AbbVie wins an approval in uterine fibroid-associated heavy bleeding. Are rivals Myovant and ObsEva far behind?
Women expel on average about 2 to 3 tablespoons of blood during their time of the month. But with uterine fibroids, heavy bleeding is typical — a third of a cup or more. Drugmakers have been working on oral therapies to try and stem the flow, and as expected, AbbVie and their partners at Neurocrine Biosciences are the first to make it across the finish line.
Known chemically as elagolix, the drug is already approved as a treatment for endometriosis under the brand name Orilissa. It targets the GnRH receptor to decrease the production of estrogen and progesterone.
Now, elagolix in combination with two hormone drugs — estradiol and norethindrone acetate — has been approved by the FDA. AbbVie will sell the twice-daily regimen as Oriahnn.
“In the absence of head-to-head comparisons … it’s really hard for us to compare and contrast with drugs that are currently in development right now,” said Charlotte Owens, medical director of general medicine at AbbVie, in an interview.
Oriahnn’s approval was based on two six-month pivotal studies — each study required the regimen to generate a statistically significant impact on reducing blood loss by at least 50% in patients. Each study also had an elagolix monotherapy arm.
In one late-stage study, 68.5% (p<0.001) of elagolix combo-treated women with uterine fibroids hit that goal compared to placebo (8.7%), in the second trial 76.2% elagolix combo-treated women achieved the endpoint compared to placebo (10.1%). However, the drug’s side effect profile caused pause largely due to the loss of bone density in patients who received the AbbVie drug.
Analysts have suggested the ObsEva and Myovant therapies could have an edge over the AbbVie drug, if approved. But the two rivals will have been beaten to market and neither have the commercial prowess that a behemoth like AbbVie can boast of.
ObsEva has tested its GnRH drug linzagolix in patients with and without ABT. Late last year, the Swiss drugmaker posted data from the PRIMROSE 2 trial, which tested two doses of the drug against a placebo. The results showed 93.9% for women receiving 200 mg of the drug with ABT trial saw more than 50% reduction in bleeding, and 56.7% for women receiving 100 mg without ABT achieved the same goal, compared to 29.4% in the placebo group.

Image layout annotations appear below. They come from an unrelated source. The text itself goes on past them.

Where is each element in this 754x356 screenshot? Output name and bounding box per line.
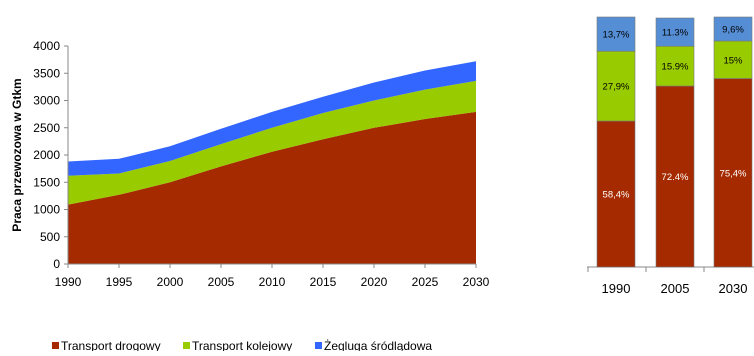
y-tick-label: 2000	[33, 148, 60, 162]
area-series-transport-drogowy	[68, 111, 476, 265]
bar-data-label: 75,4%	[720, 168, 747, 179]
bar-segment-2005-transport-kolejowy	[655, 45, 695, 87]
y-tick-label: 500	[40, 230, 60, 244]
bar-data-label: 9,6%	[722, 25, 744, 36]
area-x-ticks: 1990 1995 2000 2005 2010 2015 2020 2025 2030	[55, 264, 490, 289]
bar-category-label: 1990	[602, 281, 631, 296]
x-tick-label: 2025	[412, 275, 439, 289]
bar-data-label: 72.4%	[662, 172, 689, 183]
y-tick-label: 3500	[33, 66, 60, 80]
bar-segment-1990-transport-drogowy	[596, 120, 636, 268]
legend-label: Żegluga śródlądowa	[324, 339, 432, 351]
bar-segment-2005-transport-drogowy	[655, 85, 695, 268]
bar-segment-1990--egluga-r-dl-dowa	[596, 16, 636, 52]
legend-swatch	[183, 342, 190, 349]
bar-data-label: 15.9%	[662, 62, 689, 73]
y-tick-label: 4000	[33, 39, 60, 53]
area-series--egluga-r-dl-dowa	[68, 61, 476, 176]
x-tick-label: 2030	[463, 275, 490, 289]
y-tick-label: 1500	[33, 175, 60, 189]
x-tick-label: 1995	[106, 275, 133, 289]
area-layers	[68, 61, 476, 265]
legend: Transport drogowy Transport kolejowy Żeglu…	[52, 339, 432, 353]
x-tick-label: 2010	[259, 275, 286, 289]
stacked-percent-bar-chart: 58,4% 27,9% 13,7% 1990 72.4% 15.9% 11.3% 2005 75…	[587, 16, 754, 296]
bar-segment-1990-transport-kolejowy	[596, 50, 636, 122]
legend-label: Transport kolejowy	[192, 339, 292, 351]
x-tick-label: 1990	[55, 275, 82, 289]
y-tick-label: 3000	[33, 94, 60, 108]
y-tick-label: 0	[53, 257, 60, 271]
x-tick-label: 2020	[361, 275, 388, 289]
area-y-ticks: 0 500 1000 1500 2000 2500 3000 3500 4000	[33, 39, 68, 271]
x-tick-label: 2005	[208, 275, 235, 289]
y-tick-label: 1000	[33, 203, 60, 217]
legend-swatch	[315, 342, 322, 349]
bar-data-label: 58,4%	[603, 190, 630, 201]
bar-data-label: 15%	[723, 55, 743, 66]
x-tick-label: 2000	[157, 275, 184, 289]
bar-segment-2005--egluga-r-dl-dowa	[655, 17, 695, 47]
bar-segment-2030--egluga-r-dl-dowa	[713, 16, 753, 42]
y-tick-label: 2500	[33, 121, 60, 135]
area-series-transport-kolejowy	[68, 80, 476, 205]
legend-label: Transport drogowy	[61, 339, 161, 351]
bar-data-label: 27,9%	[603, 82, 630, 93]
legend-swatch	[52, 342, 59, 349]
bar-category-label: 2005	[661, 281, 690, 296]
bar-segment-2030-transport-kolejowy	[713, 40, 753, 79]
y-axis-label: Praca przewozowa w Gtkm	[10, 78, 24, 231]
bar-segment-2030-transport-drogowy	[713, 78, 753, 268]
bar-data-label: 13,7%	[603, 30, 630, 41]
bar-groups: 58,4% 27,9% 13,7% 1990 72.4% 15.9% 11.3% 2005 75…	[587, 16, 753, 296]
x-tick-label: 2015	[310, 275, 337, 289]
bar-category-label: 2030	[719, 281, 748, 296]
bar-data-label: 11.3%	[662, 28, 689, 39]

Although analysts have been encouraged by the positive data in patients who responded well to the drug despite the lack of ABT (women predisposed to high BMI, CV risk and diabetes are typically not prescribed ABT) in the drug’s safety profile, particularly bone density loss, did vex investors. The company has another pivotal study that is expected to read out in the coming months.
Meanwhile, Myovant Sciences is also in the mix with its offering: relugolix. The drug, like the AbbVie regimen, is designed for use in combination with ABT. Currently under FDA review, the regimen was also tested in two phase III studies, with the same main goal: 50% or more reduction in blood loss.
In one study, 71.2% of women receiving relugolix regimen achieved the clinical response they were looking for, compared to only 14.7% in the control arm. In the other, 73.4% of women on the relugolix arm achieved the same goal, compared with 18.9% of women receiving placebo. Crucially, though, Myovant’s did no significant differences in terms of bone mineral density.
“The response rates demonstrated in these trials were comparable to those shown by AbbVie’s approved GnRH inhibitor, Orilissa, while maintaining a stable bone mineral density profile with a once-daily option,” Baird’s Brian Skorney wrote in a note earlier this month.
Endpoints News has contacted AbbVie for comment on Oriahnn pricing.